Two kinds of AI planning

AI planning tools fall into two camps. Autonomous schedulers take control of your calendar and move things around to optimise it. Human-in-the-loop tools propose a plan and wait for you to decide.

Both use AI. The difference is who is in charge when the plan meets reality.

Why fully autonomous scheduling backfires

Handing your calendar to an autonomous agent sounds efficient until it reshuffles your week based on rules that do not know what this week is really about. You find out on Wednesday that something important got moved, and trust erodes.

Life planning is full of judgement calls a scheduler cannot make: which priority bends when the week gets tight, which commitment is non-negotiable, when to protect rest. Those decisions should stay with you.
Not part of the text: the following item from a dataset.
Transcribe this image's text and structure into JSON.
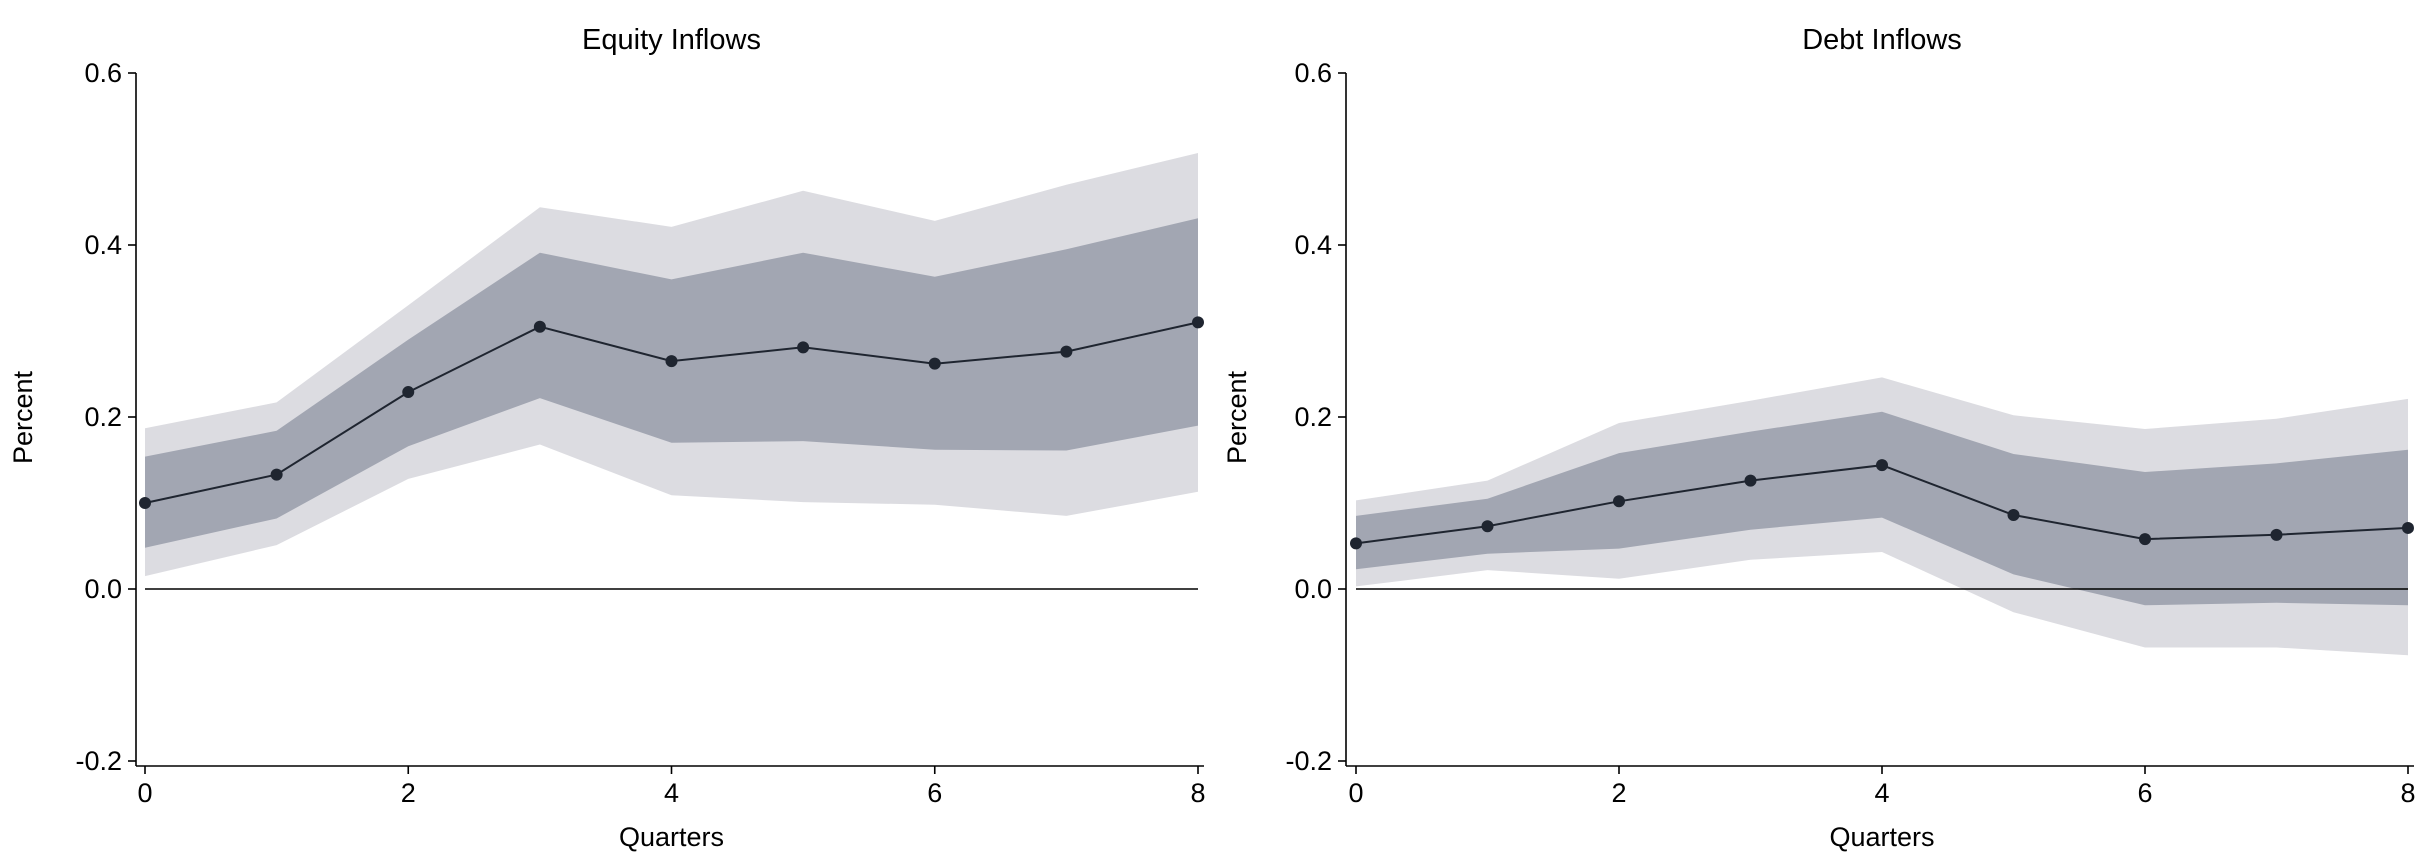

What human-in-the-loop looks like

In a human-in-the-loop tool, the AI does the tedious part (reading your priorities and what carried over, then drafting a coherent week) and hands you a plan to review. You approve it, change it, or throw it out.

You get the speed of a draft without surrendering the decisions. The plan is still yours; you just did not have to build it from a blank page.

Where asambl draws the line

asambl is human-in-the-loop by design. Every proposed change is a draft you approve, amend, or discard, and nothing lands on your calendar until you say so. AI can be switched off entirely, and the rest of the app keeps working.

Your data stays on your machine. When AI is on, only the prompt for that request goes to asambl's managed AI, and it is not stored long-term. The intelligence is a tool you point at your plan, not a service that runs your life.